A princípio, o sistema financeiro brasileiro enfrentou um cenário desafiador ao longo de 2025, marcado por um aumento drástico na criminalidade digital. Segundo dados consolidados pelo Banco Central, o número de fraudes bancárias — tanto tentativas quanto ocorrências concretizadas — quadruplicou em relação ao período anterior. Além disso, esse salto expressivo nos números não representa apenas uma estatística negativa; ele sinaliza uma transformação profunda nas táticas operacionais dos criminosos. Se antes o foco dos ataques estava na invasão de servidores ou na quebra de sistemas de segurança robustos, hoje, o alvo migrou para o comportamento humano, explorando a confiança e a urgência das vítimas.
A Engenharia Social e a Fragilidade dos Dados
Por outro lado, essa explosão nos registros reflete uma combinação perigosa de fatores tecnológicos e sociais. Em primeiro lugar, o vazamento contínuo de informações pessoais facilitou que criminosos assumissem identidades legítimas. Dessa forma, quando um golpista aborda uma vítima munido de CPF, endereço e até dados de gerência bancária, as defesas naturais do usuário são anuladas. Consequentemente, o relatório do Banco Central destaca que essa engenharia social refinada torna as transações falsas virtualmente indistinguíveis das legítimas para os algoritmos atuais, que se baseiam apenas em dados cadastrais.
A Velocidade do Ecossistema de Pagamentos como Vulnerabilidade
Todavia, a agilidade do sistema de pagamentos brasileiro, embora seja uma conquista notável, tornou-se um atalho explorado pelo crime organizado.

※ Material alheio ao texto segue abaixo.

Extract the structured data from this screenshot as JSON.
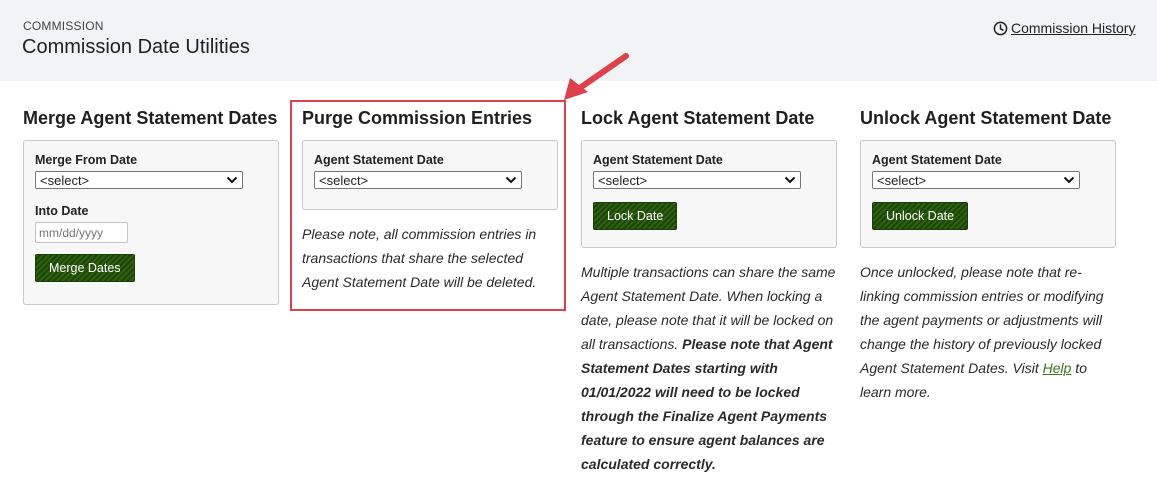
{
  "header": {
    "eyebrow": "COMMISSION",
    "title": "Commission Date Utilities",
    "history_link": "Commission History"
  },
  "merge": {
    "title": "Merge Agent Statement Dates",
    "from_label": "Merge From Date",
    "from_value": "<select>",
    "into_label": "Into Date",
    "into_placeholder": "mm/dd/yyyy",
    "button": "Merge Dates"
  },
  "purge": {
    "title": "Purge Commission Entries",
    "date_label": "Agent Statement Date",
    "date_value": "<select>",
    "note": "Please note, all commission entries in transactions that share the selected Agent Statement Date will be deleted."
  },
  "lock": {
    "title": "Lock Agent Statement Date",
    "date_label": "Agent Statement Date",
    "date_value": "<select>",
    "button": "Lock Date",
    "note_normal": "Multiple transactions can share the same Agent Statement Date. When locking a date, please note that it will be locked on all transactions. ",
    "note_bold": "Please note that Agent Statement Dates starting with 01/01/2022 will need to be locked through the Finalize Agent Payments feature to ensure agent balances are calculated correctly."
  },
  "unlock": {
    "title": "Unlock Agent Statement Date",
    "date_label": "Agent Statement Date",
    "date_value": "<select>",
    "button": "Unlock Date",
    "note_before": "Once unlocked, please note that re-linking commission entries or modifying the agent payments or adjustments will change the history of previously locked Agent Statement Dates. Visit ",
    "help_link": "Help",
    "note_after": " to learn more."
  },
  "colors": {
    "header_bg": "#f2f3f5",
    "button_green": "#2f6110",
    "highlight_red": "#e0404a"
  },
  "icons": [
    "clock-icon",
    "chevron-down-icon",
    "annotation-arrow"
  ]
}
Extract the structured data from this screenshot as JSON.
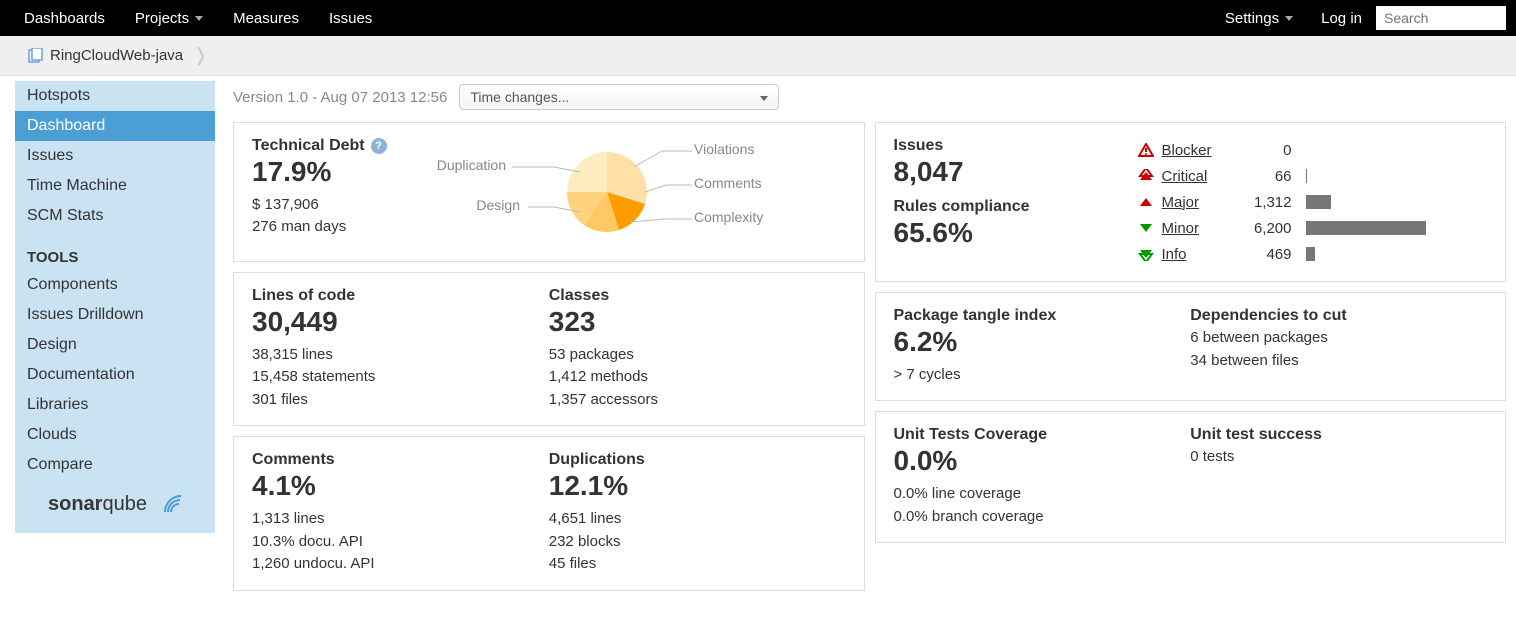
{
  "topnav": {
    "dashboards": "Dashboards",
    "projects": "Projects",
    "measures": "Measures",
    "issues": "Issues",
    "settings": "Settings",
    "login": "Log in",
    "search_placeholder": "Search"
  },
  "breadcrumb": {
    "project": "RingCloudWeb-java"
  },
  "sidebar": {
    "items": [
      "Hotspots",
      "Dashboard",
      "Issues",
      "Time Machine",
      "SCM Stats"
    ],
    "active_index": 1,
    "tools_heading": "TOOLS",
    "tools": [
      "Components",
      "Issues Drilldown",
      "Design",
      "Documentation",
      "Libraries",
      "Clouds",
      "Compare"
    ],
    "logo_text_a": "sonar",
    "logo_text_b": "qube"
  },
  "version_line": "Version 1.0 - Aug 07 2013 12:56",
  "time_dropdown": "Time changes...",
  "widget_tech_debt": {
    "title": "Technical Debt",
    "percent": "17.9%",
    "cost": "$ 137,906",
    "days": "276 man days",
    "pie_labels": {
      "violations": "Violations",
      "comments": "Comments",
      "complexity": "Complexity",
      "design": "Design",
      "duplication": "Duplication"
    }
  },
  "widget_size": {
    "loc_title": "Lines of code",
    "loc": "30,449",
    "loc_lines": [
      "38,315 lines",
      "15,458 statements",
      "301 files"
    ],
    "classes_title": "Classes",
    "classes": "323",
    "classes_lines": [
      "53 packages",
      "1,412 methods",
      "1,357 accessors"
    ]
  },
  "widget_cd": {
    "comments_title": "Comments",
    "comments": "4.1%",
    "comments_lines": [
      "1,313 lines",
      "10.3% docu. API",
      "1,260 undocu. API"
    ],
    "dup_title": "Duplications",
    "dup": "12.1%",
    "dup_lines": [
      "4,651 lines",
      "232 blocks",
      "45 files"
    ]
  },
  "widget_issues": {
    "issues_title": "Issues",
    "issues": "8,047",
    "rules_title": "Rules compliance",
    "rules": "65.6%",
    "severities": [
      {
        "name": "Blocker",
        "count": "0",
        "bar_pct": 0,
        "icon": "blocker"
      },
      {
        "name": "Critical",
        "count": "66",
        "bar_pct": 1,
        "icon": "critical"
      },
      {
        "name": "Major",
        "count": "1,312",
        "bar_pct": 21,
        "icon": "major"
      },
      {
        "name": "Minor",
        "count": "6,200",
        "bar_pct": 100,
        "icon": "minor"
      },
      {
        "name": "Info",
        "count": "469",
        "bar_pct": 8,
        "icon": "info"
      }
    ]
  },
  "widget_tangle": {
    "pti_title": "Package tangle index",
    "pti": "6.2%",
    "pti_sub": "> 7 cycles",
    "deps_title": "Dependencies to cut",
    "deps_lines": [
      "6 between packages",
      "34 between files"
    ]
  },
  "widget_tests": {
    "cov_title": "Unit Tests Coverage",
    "cov": "0.0%",
    "cov_lines": [
      "0.0% line coverage",
      "0.0% branch coverage"
    ],
    "succ_title": "Unit test success",
    "succ_lines": [
      "0 tests"
    ]
  },
  "chart_data": {
    "type": "pie",
    "title": "Technical Debt breakdown",
    "series": [
      {
        "name": "Violations",
        "value": 40
      },
      {
        "name": "Comments",
        "value": 25
      },
      {
        "name": "Complexity",
        "value": 15
      },
      {
        "name": "Design",
        "value": 10
      },
      {
        "name": "Duplication",
        "value": 10
      }
    ]
  }
}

Uma vez que o dinheiro precisa ser movimentado instantaneamente, o intervalo de tempo disponível para as instituições verificarem ou bloquearem transações suspeitas diminuiu drasticamente. Portanto, não estamos falando apenas de uma deficiência técnica, mas de um desafio onde as instituições precisam proteger o usuário de si mesmo, em um contexto onde a identidade digital de cada cidadão parece estar exposta na internet.
REVIIV INSIGHTS: O Fim do Modelo de Segurança Periférico
Para a REVIIV, o crescimento de quatro vezes nas ocorrências demonstra que a segurança baseada exclusivamente na tecnologia de “fora para dentro” atingiu seu limite. De fato, por anos, as instituições gastaram fortunas construindo muros virtuais, ignorando que, com a senha correta e uma identidade confirmada, o criminoso transita livremente por essas defesas. Assim, a fraude financeira contemporânea é, fundamentalmente, um problema de identidade, e não de infraestrutura.
A Necessidade do Modelo “Confiança Zero” (Zero Trust)
Frequentemente, as empresas transferem a responsabilidade para o cliente final, esperando que ele atue como um especialista em segurança. No entanto, a visão da REVIIV é de que as instituições devem adotar o modelo de “Confiança Zero” na prática. Ou seja, não se deve confiar em uma transação apenas porque a senha está correta.
Segurança Comportamental como Diferencial
Em suma, a segurança do futuro exigirá camadas adicionais baseadas no comportamento do usuário. Logo, o sistema precisa identificar o “ritmo” do cliente: se o padrão de digitação, o horário de acesso ou a geolocalização divergem do histórico de anos, a operação deve ser bloqueada preventivamente. Afinal, o jogo mudou: proteger o capital financeiro exige, antes de tudo, proteger a identidade de quem o utiliza.